Cette affaire n’est donc peut-être pas définitivement enterrée !

Droit de vote des étrangers : l’éditorial de Pierre Tartakowsky

Editorial de Pierre Tartakowsky, paru dans la « lettre d’information de la Ligue des droits de l’Homme » datée du 1er octobre. Lire également ici l’intégralité du bulletin.

Si c’est bon… Faisons le vivre !

Il n’y a rien à redire sur la tribune publiée dans le monde sous la signature de 75 députés socialistes en faveur du droit de vote des résidents étrangers aux élections locales. Tout y est !

La volonté de tenir parole, de concrétiser la 50e proposition du candidat François Hollande, le rappel d’une attente profonde au sein de l’opinion publique française, la portée d’une mesure élargissant le corps électoral et, avec lui, l’exercice de la démocratie. Politique, ce texte pointe aussi la nécessité de faire pièce aux ardeurs nationalistes et souvent xénophobes des droites en mal de revanche et insiste sur le fait que le temps n’est pas forcément le meilleur allié des réformes audacieuses.

Cette initiative est importante ; ce n’est pas tous les jours que tant de députés décident de parler d’une même voix et de taper du même poing sur la table. Elle vaut aussi alerte ; car nombre de députés – socialistes ou d’autres obédiences – ont d’évidence, oublié de signer ce texte. Peut-être n’en ont-ils pas été saisis ? Si c’est le cas – et comment le savoir sans le leur demander ?- il faut, toutes affaires cessantes, leur poser la question. Et leur demander d’y répondre, sous une forme ou une autre…

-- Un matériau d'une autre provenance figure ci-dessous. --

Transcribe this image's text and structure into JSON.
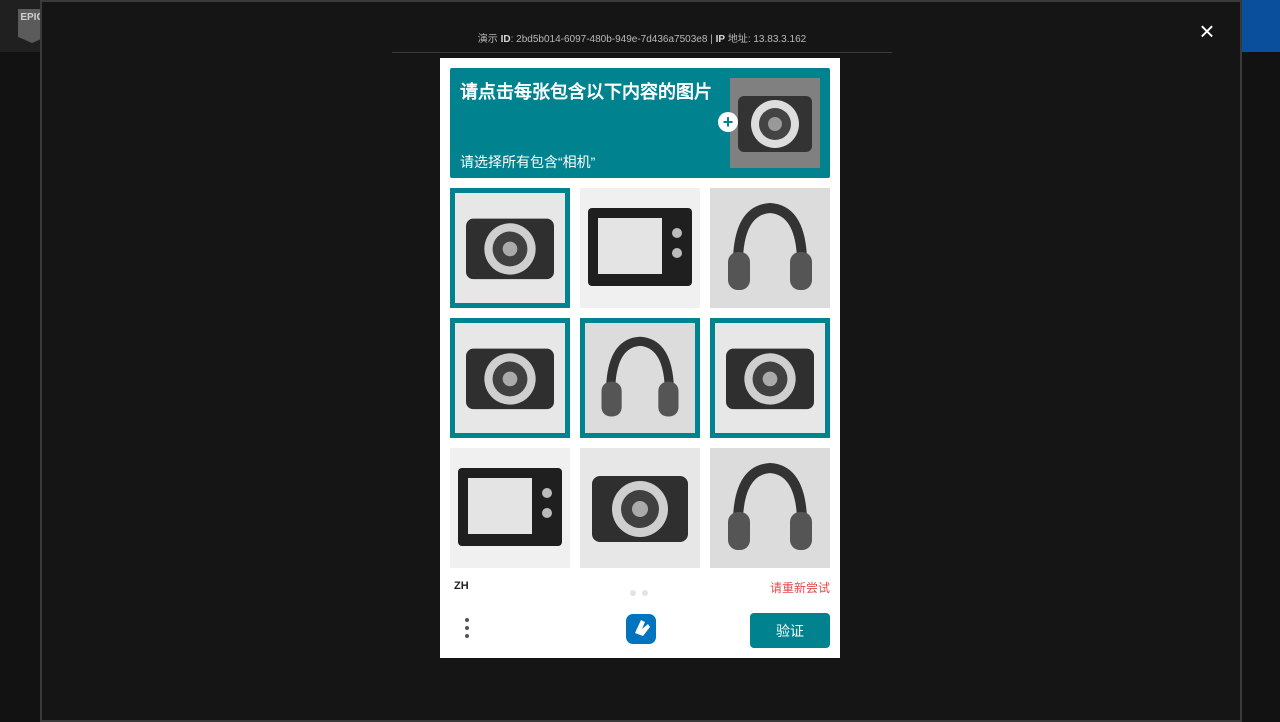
{
  "background": {
    "logo_text": "EPIC"
  },
  "modal": {
    "info_id_prefix": "演示",
    "info_id_label": "ID",
    "info_id_value": ": 2bd5b014-6097-480b-949e-7d436a7503e8 | ",
    "info_ip_label": "IP",
    "info_ip_suffix": "地址",
    "info_ip_value": ": 13.83.3.162",
    "close_label": "×"
  },
  "challenge": {
    "title": "请点击每张包含以下内容的图片",
    "subtitle": "请选择所有包含“相机”",
    "plus_label": "+",
    "prompt_image_icon": "camera-icon",
    "tiles": [
      {
        "label": "camera",
        "selected": true
      },
      {
        "label": "microwave",
        "selected": false
      },
      {
        "label": "headphones",
        "selected": false
      },
      {
        "label": "camera",
        "selected": true
      },
      {
        "label": "headphones",
        "selected": true
      },
      {
        "label": "camera",
        "selected": true
      },
      {
        "label": "microwave",
        "selected": false
      },
      {
        "label": "camera",
        "selected": false
      },
      {
        "label": "headphones",
        "selected": false
      }
    ],
    "language": "ZH",
    "error_text": "请重新尝试",
    "verify_label": "验证",
    "accent_color": "#00838f"
  }
}
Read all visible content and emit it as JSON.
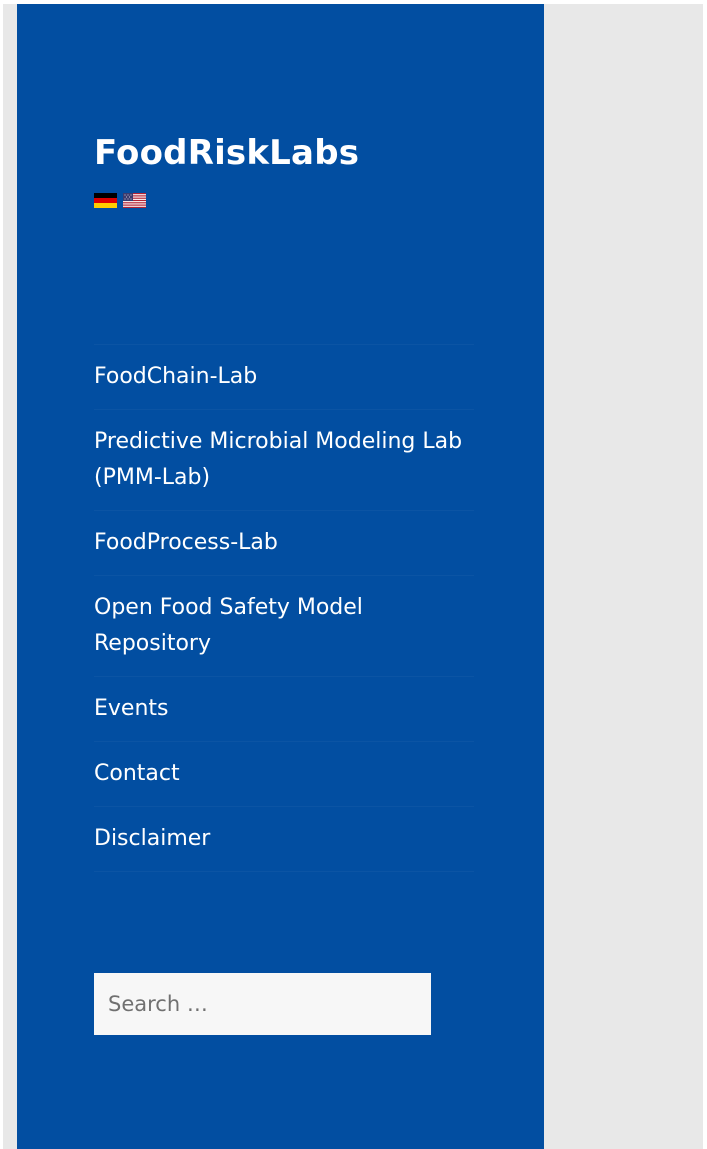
{
  "site": {
    "title": "FoodRiskLabs"
  },
  "languages": [
    {
      "code": "de",
      "icon": "germany-flag-icon"
    },
    {
      "code": "en",
      "icon": "usa-flag-icon"
    }
  ],
  "nav": {
    "items": [
      {
        "label": "FoodChain-Lab"
      },
      {
        "label": "Predictive Microbial Modeling Lab (PMM-Lab)"
      },
      {
        "label": "FoodProcess-Lab"
      },
      {
        "label": "Open Food Safety Model Repository"
      },
      {
        "label": "Events"
      },
      {
        "label": "Contact"
      },
      {
        "label": "Disclaimer"
      }
    ]
  },
  "search": {
    "value": "",
    "placeholder": "Search …"
  },
  "colors": {
    "sidebar": "#024ea1",
    "page_background": "#e8e8e8",
    "search_background": "#f7f7f7"
  }
}
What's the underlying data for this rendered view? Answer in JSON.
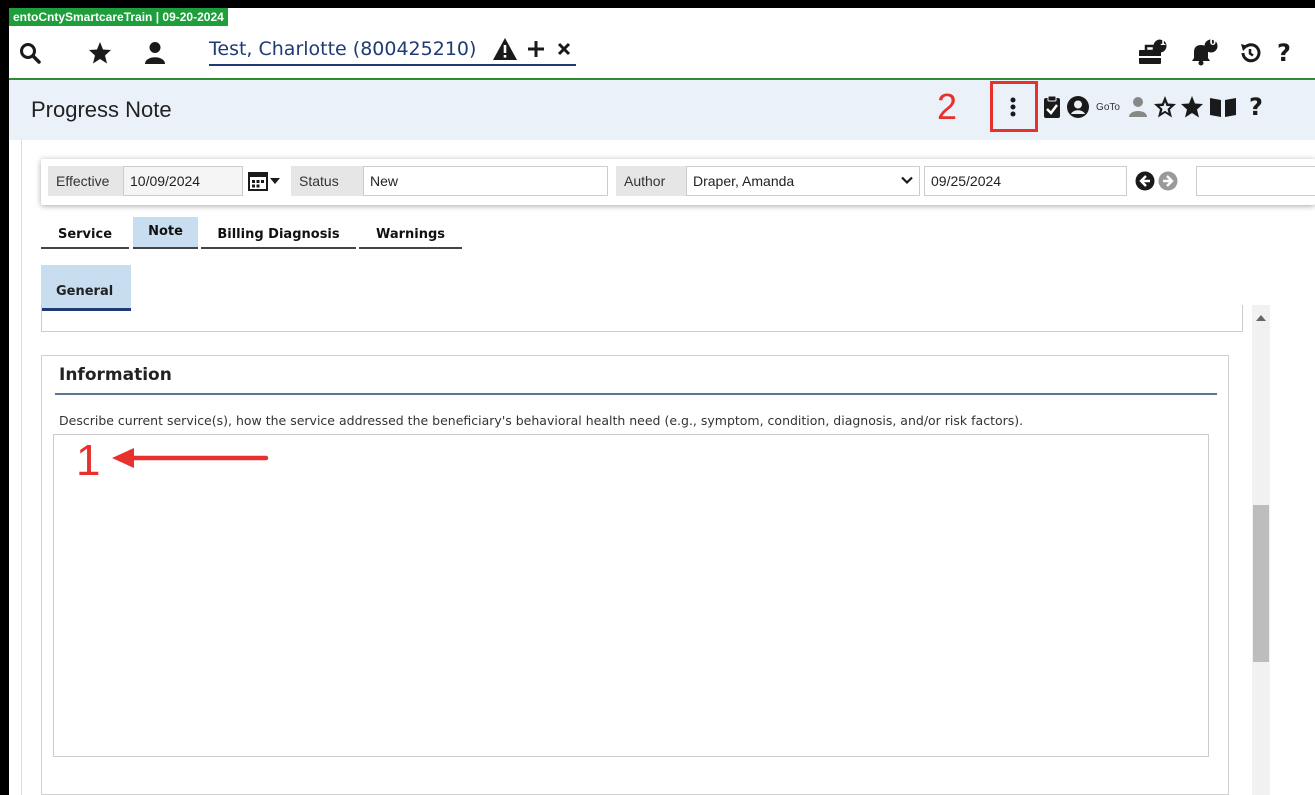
{
  "env_badge": "entoCntySmartcareTrain | 09-20-2024",
  "client": {
    "name": "Test, Charlotte (800425210)"
  },
  "top_icons": {
    "briefcase_count": "1",
    "bell_count": "0"
  },
  "title": "Progress Note",
  "annotations": {
    "one": "1",
    "two": "2"
  },
  "toolbar": {
    "goto_label": "GoTo"
  },
  "filters": {
    "effective_label": "Effective",
    "effective_value": "10/09/2024",
    "status_label": "Status",
    "status_value": "New",
    "author_label": "Author",
    "author_value": "Draper, Amanda",
    "date_value": "09/25/2024"
  },
  "tabs": [
    {
      "label": "Service"
    },
    {
      "label": "Note"
    },
    {
      "label": "Billing Diagnosis"
    },
    {
      "label": "Warnings"
    }
  ],
  "subtabs": [
    {
      "label": "General"
    }
  ],
  "section": {
    "title": "Information",
    "description": "Describe current service(s), how the service addressed the beneficiary's behavioral health need (e.g., symptom, condition, diagnosis, and/or risk factors).",
    "textarea_value": ""
  },
  "colors": {
    "accent_navy": "#1f3b73",
    "env_green": "#1f9e3c",
    "annotation_red": "#e8302d",
    "tab_active": "#c8ddef"
  }
}
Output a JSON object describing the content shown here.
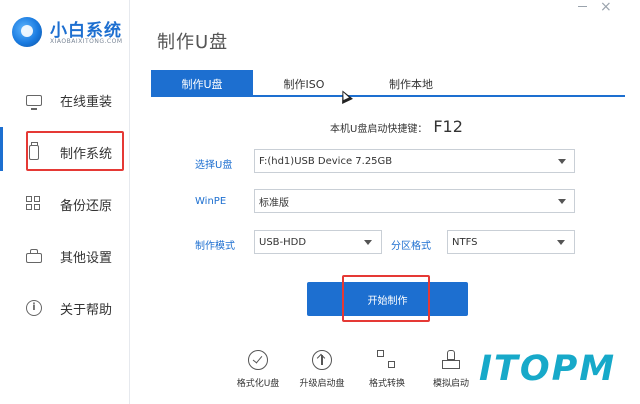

Car cette tribune exceptionnelle signe une inquiétude, celle du renoncement, enrobé d’un silence honteux. Ce n’est pas insulter l’avenir, ni ceux qui l’ont en charge, que de tirer cette sonnette d’alarme. On aimerait que le gouvernement témoigne dans cette affaire d’un niveau de mobilisation et de pugnacité équivalent à celui dont les droites font preuve. Veut-on arrondir les angles ? On risque au mieux d’arrondir les échines alors même qu’il faudrait les redresser, et les têtes avec elles. Faire dos rond n’est ni une perspective ni une stratégie là où il faut courage et esprit de décision. Il suffit pour s’en convaincre de lire la charge violente du Monde qui, après avoir en titre éditorial, qualifié la tribune par lui publié de « chiffon rouge », dresse un acte d’accusation d’une rare violence contre les députés coupables d’exercer leur droit d’expression et ramenés, excusez du peu, au rang de galopins irresponsables offrant « un parfait cheval de bataille à la droite ».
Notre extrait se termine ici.